Cometh the hour, cometh the man.

Donald Trump’s election at the tail-end of 2016, and his subsequent campaign of hate, have firmly underpinned the lie America’s been feeding itself for the last two decades. Racism is alive and well – ready to mobilise, ripping its vile creeds from toilet stalls, and planting them at the forefront of world politics. If anybody believed in a post-racial narrative before, that’s no longer the case. Santa really doesn’t exist, and the President of United States has worked damn hard for you to know it.

Peele’s film, executed in the style of an Ira Levin novel, is about a young black man who has to meet his white girlfriend’s parents for the first time. We’ve seen variations of this mix before (1967’s Guess Who’s Coming to Dinner springs to mind), but not within the paranoid, Stepford Wives framework Peele opts for here. There’s a sinister genre conspiracy at the heart of Get Out, but the film unnerves most in its authentic depiction of white, wealthy archetypes infantilising and demeaning the protagonist, using their cadence privilege and ignorance as lethal weapons. The father figure, played magnificently by Bradley Whitford, bangs on incessantly regarding his admiration for the Obama administration – a “get out of jail free” card for having black housekeepers and ultimately a clue toward his rationale for participating in the picture’s warped, but powerfully resonant third act reveal. Peele has the good sense to play these beats for chills and laughs (and he succeeds – the movie is both very suspenseful and very funny) but Get Out deserves plaudits for how it exposes audience behaviours and inbred perspectives. Believing yourself cleansed of prejudice does not mean you are cleansed of prejudice, and a culture populated with like-minded self-deception demands acceptance that racism remains rife, especially amongst the middle-classes.

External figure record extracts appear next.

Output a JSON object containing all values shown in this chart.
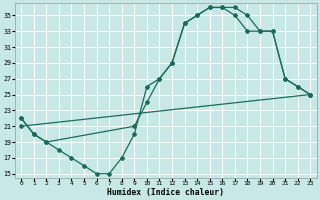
{
  "bg_color": "#c8e8e8",
  "grid_color": "#ffffff",
  "line_color": "#1a6b5a",
  "xlabel": "Humidex (Indice chaleur)",
  "xlim": [
    -0.5,
    23.5
  ],
  "ylim": [
    14.5,
    36.5
  ],
  "yticks": [
    15,
    17,
    19,
    21,
    23,
    25,
    27,
    29,
    31,
    33,
    35
  ],
  "xticks": [
    0,
    1,
    2,
    3,
    4,
    5,
    6,
    7,
    8,
    9,
    10,
    11,
    12,
    13,
    14,
    15,
    16,
    17,
    18,
    19,
    20,
    21,
    22,
    23
  ],
  "line1_x": [
    0,
    1,
    2,
    3,
    4,
    5,
    6,
    7,
    8,
    9,
    10,
    11,
    12,
    13,
    14,
    15,
    16,
    17,
    18,
    19,
    20,
    21,
    22,
    23
  ],
  "line1_y": [
    22,
    20,
    19,
    18,
    17,
    16,
    15,
    15,
    17,
    20,
    26,
    27,
    29,
    34,
    35,
    36,
    36,
    35,
    33,
    33,
    33,
    27,
    26,
    25
  ],
  "line2_x": [
    0,
    1,
    2,
    9,
    10,
    11,
    12,
    13,
    14,
    15,
    16,
    17,
    18,
    19,
    20,
    21,
    22,
    23
  ],
  "line2_y": [
    22,
    20,
    19,
    21,
    24,
    27,
    29,
    34,
    35,
    36,
    36,
    36,
    35,
    33,
    33,
    27,
    26,
    25
  ],
  "line3_x": [
    0,
    23
  ],
  "line3_y": [
    21,
    25
  ]
}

Great performance pepper the piece, with lead Daniel Kaluuya and Allison Williams as his Caucasian sweetheart channelling pleasing levels of emotional depth and conflict, even as their arcs diverge. The set-pieces and narrative structure glow, before the feature reaches a fist-pumping (but also quietly distressing) finish. Peele entertains his audience throughout, but also insists they accept responsibility for the very content they so embrace. Why are you laughing? Why are you scared? These are the questions Get Out wants viewers to ponder in a post-viewing context. The answers may not be pleasant, but they are necessary.


Would this reading have permeated the zeitgeist quite so overtly had Get Out been released a year earlier? I don’t know. But in the current climate the film is so vital, so essentially reflective, that it cake-walks its way to the title of 2017’s best. Peele has major chops as a genre film-maker and satirist, but with Get Out he’s transcended those skill-sets, and produced something truly valuable. I guess we have Donald to thank for one thing, after all.